Langkah cepat Hania terpaksa memelan karena di hadapannya ia melihat sosok Zico yang entah kenapa, tiba-tiba sudah bersandar pada tembok sembari menghisap vapor yang talinya melingkar di leher pria itu.

Hania terus melangkah maju dengan jantung yang sudah bermaraton. Tak mungkin juga ia memutar balik dari sana bukan?

“Sepertinya peringatan pertamaku tidak mujarab ya,” ucap Zico tiba-tiba.
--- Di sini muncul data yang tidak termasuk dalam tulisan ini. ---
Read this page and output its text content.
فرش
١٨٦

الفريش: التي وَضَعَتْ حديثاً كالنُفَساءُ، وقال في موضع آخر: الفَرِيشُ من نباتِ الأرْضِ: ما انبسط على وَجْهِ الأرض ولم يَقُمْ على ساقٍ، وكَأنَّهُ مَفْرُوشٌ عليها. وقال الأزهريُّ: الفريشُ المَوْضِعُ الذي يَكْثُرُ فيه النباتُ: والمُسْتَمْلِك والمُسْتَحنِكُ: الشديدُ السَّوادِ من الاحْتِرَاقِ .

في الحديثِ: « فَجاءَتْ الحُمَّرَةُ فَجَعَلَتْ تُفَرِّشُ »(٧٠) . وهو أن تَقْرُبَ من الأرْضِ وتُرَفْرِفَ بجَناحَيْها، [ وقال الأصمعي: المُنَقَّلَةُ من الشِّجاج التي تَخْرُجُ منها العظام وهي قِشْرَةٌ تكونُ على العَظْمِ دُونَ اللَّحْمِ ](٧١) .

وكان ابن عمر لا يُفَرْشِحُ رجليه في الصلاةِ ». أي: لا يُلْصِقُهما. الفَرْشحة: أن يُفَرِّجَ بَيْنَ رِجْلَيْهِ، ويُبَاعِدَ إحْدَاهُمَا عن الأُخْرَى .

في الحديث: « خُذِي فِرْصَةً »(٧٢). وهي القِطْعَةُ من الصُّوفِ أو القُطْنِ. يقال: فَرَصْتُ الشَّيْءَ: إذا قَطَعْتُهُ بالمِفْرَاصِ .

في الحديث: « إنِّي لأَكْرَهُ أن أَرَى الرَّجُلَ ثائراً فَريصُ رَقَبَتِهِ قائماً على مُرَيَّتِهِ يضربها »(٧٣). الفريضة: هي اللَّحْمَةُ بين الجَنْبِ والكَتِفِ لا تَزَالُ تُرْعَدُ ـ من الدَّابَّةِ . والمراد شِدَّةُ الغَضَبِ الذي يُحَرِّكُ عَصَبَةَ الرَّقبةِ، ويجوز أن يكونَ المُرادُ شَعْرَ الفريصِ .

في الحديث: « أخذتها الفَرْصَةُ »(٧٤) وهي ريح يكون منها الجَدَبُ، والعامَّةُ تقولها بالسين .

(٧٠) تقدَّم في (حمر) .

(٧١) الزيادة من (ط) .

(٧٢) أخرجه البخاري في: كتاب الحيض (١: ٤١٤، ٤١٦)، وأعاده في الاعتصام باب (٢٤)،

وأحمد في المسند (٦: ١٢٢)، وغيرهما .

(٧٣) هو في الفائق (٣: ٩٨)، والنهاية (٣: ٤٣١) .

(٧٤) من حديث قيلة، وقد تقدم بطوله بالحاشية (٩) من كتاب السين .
Dengan sengaja, pria itu menghembuskan asap beraroma melon dari rokok elektriknya itu ke wajah Hania.

Melihat Hania yang hanya berdiam diri dengan pandangan tak tertuju ke arahnya, Zico naik pitam. Pria dengan setelan kaos hitam dan celana senada khas anak teknik itu spontan meninju tembok cukup keras. Hal itu membuat Hania yang tadi mencoba acuh tak acuh pada pria itu, terkejut bukan main.

“Sepertinya kau tidak bisa ditegur dengan cara baik-baik ya?” Zico berjalan memutari tubuh Hania.

Hania seketika diliputi rasa takut dan lelah. Ia benar-benar tak habis pikir, kenapa harus dirinya yang diteror oleh Zico? Memang salah dia apa? Kenapa tidak langsung menegur Daviandra saja kan? Kuliahnya di kampus ini bukan dibiayai oleh Zico, dan bukan pria itu juga yang memberinya beasiswa. Tapi hidupnya seakan berada dalam genggaman Zico sejak kemarin.

Hania memberanikan diri menatap pria arogan tersebut.

“Ck. Dasar murahan.” Hinaan itu dilontarkan oleh Zico.

“Cukup, Zico!” berang Hania marah. Ia bukan perempuan murahan, bahkan sampai detik ini sebagai seorang perempuan ia masih masih mampu menjaga kesuciannya.

“Kenapa? Gak terima? Ya apalagi namanya kalau bukan murahan, yang bersedia dipeluk-peluk suami orang,” cibir Zico.

“Kenapa, Hania? Kau tidak siap kehilangan Daviandra yang selama ini jadi penopang kehidupanmu?” ucap Zico diselingi tawa mengejek.

“Apa kau kekurangan pekerjaan? Sampai-sampai harus menguntit dan ikut campur terus urusan pribadiku?” Hania bertanya dengan raut wajah tak terbaca.

“Dengar ya, Zico. Kenapa kau tidak langsung saja meminta pada adik iparmu itu, agar berhenti menemui aku. Bukankah senior gila hormat sepertimu disegani banyak orang? Oh, atau ... masalahnya ada pada adikmu itu? Kenapa, dia kurang mampu membuat suaminya nyaman, sampai suaminya harus mengemis-ngemis padaku? Ups, kasihan sekali ....” Hania membekap mulut seraya menggelengkan kepalanya pelan, menunjukkan ekspresi prihatin.

Hania sengaja berkata demikian, ia tak ingin ditindas terus-menerus oleh pria arogan tersebut. Memangnya dia siapa sampai berani mengatur hidupnya.

Berhasil, tindakan Hania berhasil membangunkan sisi iblis dalam diri seorang Zico. Terlihat bagaimana kini mata elang itu menatap sangat tajam pada Hania. Urat lehernya pun tampak saking hebatnya pria itu menahan emosinya.